Spiga

Belajar Bersyukur

Seperti biasanya, selepas ba’da shubuh saya bersama istri jalan pagi di sebuah sudut jalan timur kota Bandung, Pasir Impun namanya. Tidak terlalu dikenal, dan kondisi jalannyapun saat ini rusak, sehingga perlu kehati-hatian bila lewat di jalan ini.

“Den, singkong den,,,” sayup-sayup terdengar suara seorang kakek menawarkan singkong di seberang sana. “Weh, kebetulan sekali…” batin saya. Setelah ngobrol ngalor ngidul, iseng aku bertanya, “ga bosen kek, udah tua masih jualan… kan lebih baik di rumah, nimang cucu… dan banyak ibadah”. Mendengar ocehan saya, sang kakek agak sedikit berbeda raut mukanya.


“Den, justru dengan jualan seperti ini saya terlepas dari kebosanan. Dengan jualan seperti ini sayapun bisa belajar bersyukur….” Sebuah kalimat begitu merdu meluncur dari sang kakek. “Setiap pagi, saya bisa bertemu orang – orang baru, setiap pagi saya bisa menjual singkong yang baru….kalau Aden, memandang ini hal yang membosankan, justru saya memandang setiap hari adalah anugerah yang baru, karena setiap berganti hari, berarti Allah masih ngasih kakek sebuah kesempatan…. untuk belajar bersyukur…”, demikian seutas kalimat hikmah meluncur begitu wangi dari seorang kakek.

Setelah sampai di rumah, lama sekali aku merenung, “dalam sekali untaian hikmah kakek tadi”. Saya yang kebetulan masih jauh lebih muda dari sang kakek, sering tidak berfikir ke arah sana, hari-hari yang terlewati serasa hanya sebuah rutinitas belaka.

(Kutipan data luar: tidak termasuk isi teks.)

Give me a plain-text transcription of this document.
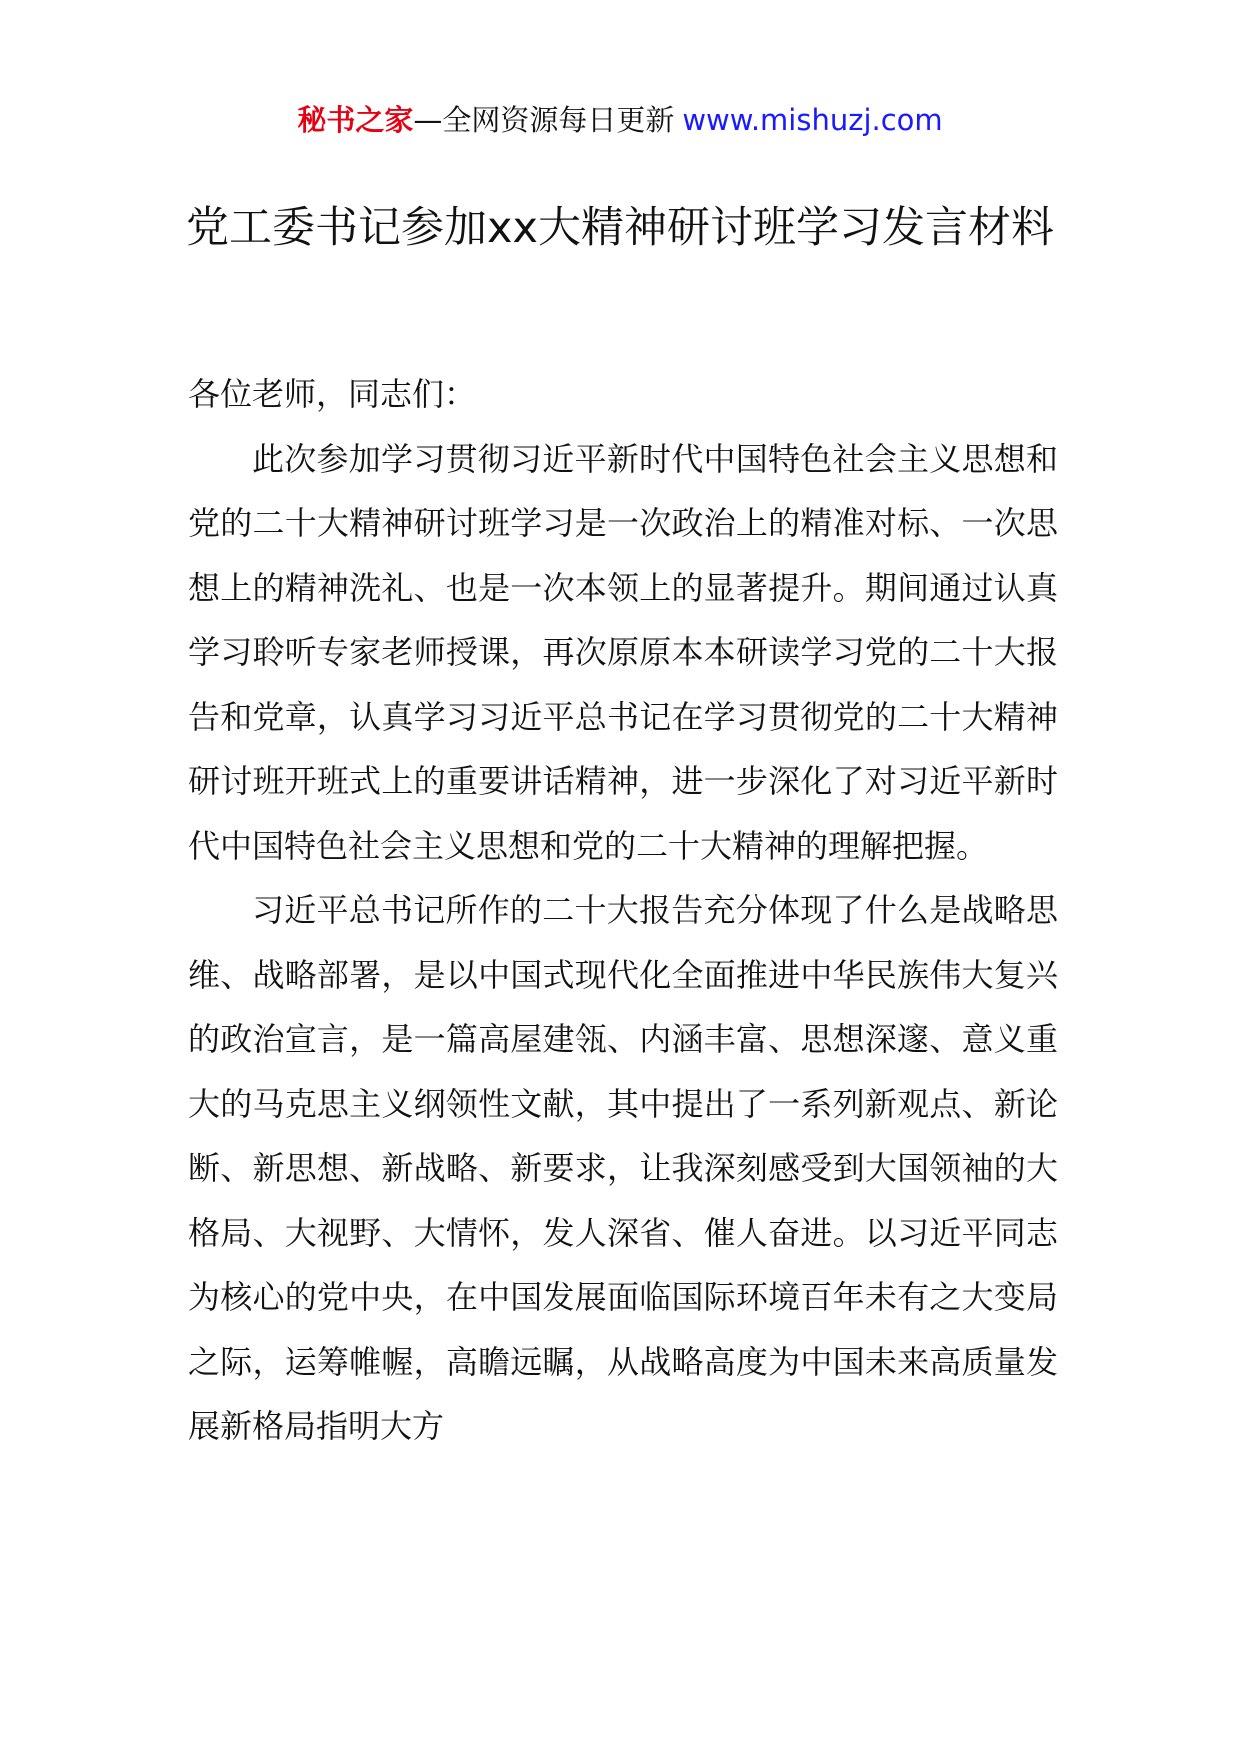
秘书之家—全网资源每日更新 www.mishuzj.com
党工委书记参加xx大精神研讨班学习发言材料

各位老师，同志们：

此次参加学习贯彻习近平新时代中国特色社会主义思想和党的二十大精神研讨班学习是一次政治上的精准对标、一次思想上的精神洗礼、也是一次本领上的显著提升。期间通过认真学习聆听专家老师授课，再次原原本本研读学习党的二十大报告和党章，认真学习习近平总书记在学习贯彻党的二十大精神研讨班开班式上的重要讲话精神，进一步深化了对习近平新时代中国特色社会主义思想和党的二十大精神的理解把握。

习近平总书记所作的二十大报告充分体现了什么是战略思维、战略部署，是以中国式现代化全面推进中华民族伟大复兴的政治宣言，是一篇高屋建瓴、内涵丰富、思想深邃、意义重大的马克思主义纲领性文献，其中提出了一系列新观点、新论断、新思想、新战略、新要求，让我深刻感受到大国领袖的大格局、大视野、大情怀，发人深省、催人奋进。以习近平同志为核心的党中央，在中国发展面临国际环境百年未有之大变局之际，运筹帷幄，高瞻远瞩，从战略高度为中国未来高质量发展新格局指明大方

Seorang kakek, dengan segala rendah hatinya, masih berucap “belajar bersyukur”, padahal untuk ukuran saya… wuih…. Itu lebih – lebih dari syukur.

Saya jadi teringat, sebuah untaian hikmah agung dari Syaikh Ibnu Athaillah dalam karya besarnya “Al Hikam”, “Siapa yang tidak mengenal harga nikmat ketika adanya nikmat itu, maka ia akan mengetahui harga kebesaran nikmat setelah tidak adanya”. Masih terbayang-bayang di pelupuk mata saya, bagaimana saya selalu menggerutu, mengeluh terhadap semua yang terjadi, padahal nikmat di depan mata selalu Allah limpahkan kepada saya.

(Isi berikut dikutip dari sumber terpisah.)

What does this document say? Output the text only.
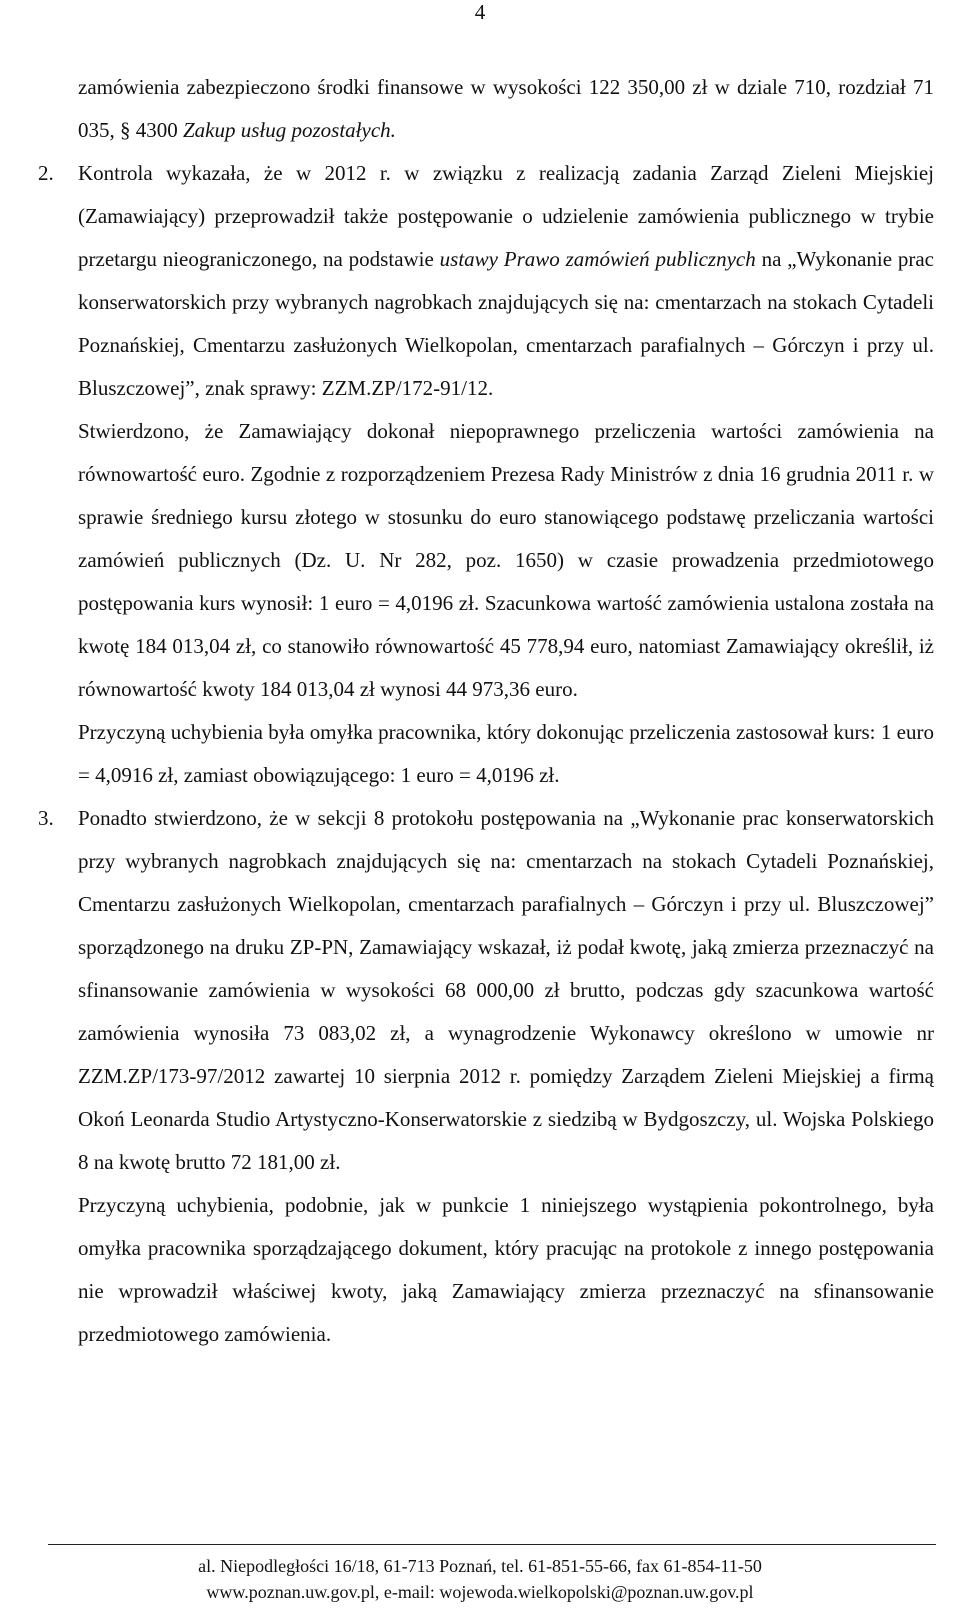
4

zamówienia zabezpieczono środki finansowe w wysokości 122 350,00 zł w dziale 710, rozdział 71 035, § 4300 Zakup usług pozostałych.

2. Kontrola wykazała, że w 2012 r. w związku z realizacją zadania Zarząd Zieleni Miejskiej (Zamawiający) przeprowadził także postępowanie o udzielenie zamówienia publicznego w trybie przetargu nieograniczonego, na podstawie ustawy Prawo zamówień publicznych na „Wykonanie prac konserwatorskich przy wybranych nagrobkach znajdujących się na: cmentarzach na stokach Cytadeli Poznańskiej, Cmentarzu zasłużonych Wielkopolan, cmentarzach parafialnych – Górczyn i przy ul. Bluszczowej”, znak sprawy: ZZM.ZP/172-91/12.

Stwierdzono, że Zamawiający dokonał niepoprawnego przeliczenia wartości zamówienia na równowartość euro. Zgodnie z rozporządzeniem Prezesa Rady Ministrów z dnia 16 grudnia 2011 r. w sprawie średniego kursu złotego w stosunku do euro stanowiącego podstawę przeliczania wartości zamówień publicznych (Dz. U. Nr 282, poz. 1650) w czasie prowadzenia przedmiotowego postępowania kurs wynosił: 1 euro = 4,0196 zł. Szacunkowa wartość zamówienia ustalona została na kwotę 184 013,04 zł, co stanowiło równowartość 45 778,94 euro, natomiast Zamawiający określił, iż równowartość kwoty 184 013,04 zł wynosi 44 973,36 euro.

Przyczyną uchybienia była omyłka pracownika, który dokonując przeliczenia zastosował kurs: 1 euro = 4,0916 zł, zamiast obowiązującego: 1 euro = 4,0196 zł.

3. Ponadto stwierdzono, że w sekcji 8 protokołu postępowania na „Wykonanie prac konserwatorskich przy wybranych nagrobkach znajdujących się na: cmentarzach na stokach Cytadeli Poznańskiej, Cmentarzu zasłużonych Wielkopolan, cmentarzach parafialnych – Górczyn i przy ul. Bluszczowej” sporządzonego na druku ZP-PN, Zamawiający wskazał, iż podał kwotę, jaką zmierza przeznaczyć na sfinansowanie zamówienia w wysokości 68 000,00 zł brutto, podczas gdy szacunkowa wartość zamówienia wynosiła 73 083,02 zł, a wynagrodzenie Wykonawcy określono w umowie nr ZZM.ZP/173-97/2012 zawartej 10 sierpnia 2012 r. pomiędzy Zarządem Zieleni Miejskiej a firmą Okoń Leonarda Studio Artystyczno-Konserwatorskie z siedzibą w Bydgoszczy, ul. Wojska Polskiego 8 na kwotę brutto 72 181,00 zł.

Przyczyną uchybienia, podobnie, jak w punkcie 1 niniejszego wystąpienia pokontrolnego, była omyłka pracownika sporządzającego dokument, który pracując na protokole z innego postępowania nie wprowadził właściwej kwoty, jaką Zamawiający zmierza przeznaczyć na sfinansowanie przedmiotowego zamówienia.

al. Niepodległości 16/18, 61-713 Poznań, tel. 61-851-55-66, fax 61-854-11-50
www.poznan.uw.gov.pl, e-mail: wojewoda.wielkopolski@poznan.uw.gov.pl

Bagaimana hari – hari yang saya lalui, disibukan dengan pencarian dunia hingga untuk menjalan shalat tepat waktu saja… sering terabaikan, padahal kurang baik apa, Allah menganugerahkan kesehatan, keselamatan kepada saya. Begitu pongkahnya, berjalan di bumi Allah seolah melupakan segalanya.

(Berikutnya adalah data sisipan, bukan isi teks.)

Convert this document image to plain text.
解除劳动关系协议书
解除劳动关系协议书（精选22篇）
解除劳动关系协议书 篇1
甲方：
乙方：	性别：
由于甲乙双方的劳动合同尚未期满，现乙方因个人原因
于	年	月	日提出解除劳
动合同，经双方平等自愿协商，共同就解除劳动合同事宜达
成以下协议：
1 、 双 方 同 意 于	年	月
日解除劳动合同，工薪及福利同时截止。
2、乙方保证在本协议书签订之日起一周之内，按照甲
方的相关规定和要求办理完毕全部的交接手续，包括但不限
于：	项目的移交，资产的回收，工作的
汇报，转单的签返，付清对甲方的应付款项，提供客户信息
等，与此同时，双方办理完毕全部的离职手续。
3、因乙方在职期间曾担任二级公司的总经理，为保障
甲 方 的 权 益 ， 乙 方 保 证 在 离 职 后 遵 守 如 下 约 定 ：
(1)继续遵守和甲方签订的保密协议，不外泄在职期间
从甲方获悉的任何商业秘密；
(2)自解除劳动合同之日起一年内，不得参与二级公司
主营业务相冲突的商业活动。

Saat kumandang dzhur tiba, tak terasa langkah tubuh lunglai menuju sujud ke hadlirat-Nya, namun…. Begitu saya baca, “wa mahyaaya wa mamaati lillaahi rabbil’aalamin”, tubuhku tersungkur…. begitu malunya diri ini… bagaimana mungkin berkata seperti itu dihadapan Allah ….padahal hidup saya, jauh… daripada itu……, bagaimana kalau saya dicap pendusta ????

Ketika shalat telah usai, sayapun hanya bisa memohon supaya tidak dimasukkan ke dalam golongan orang yang dicabut nikmatnya dengan tanpa diketahui, seperti terungkap oleh Sariy Assaqathi, “Siapa yang tidak menghargai nikmat, maka akan dicabut nikmat itu dalam keadaan ia tidak mengetahui”

1 komentar:

  ARazak Ngah

18 November 2008 pukul 13.31

Sebarkanlah ajaranku walau satu ayat pun"(Sabda nabi SAW) "Nescaya Allah memperbaiki bagimu amalan-amalanmu dan mengampuni bagimu dosa-dosamu. Dan barangsiapa mentaati Allah dan Rasul-Nya, maka sesungguhnya ia telah mendapat kemenangan yang besar."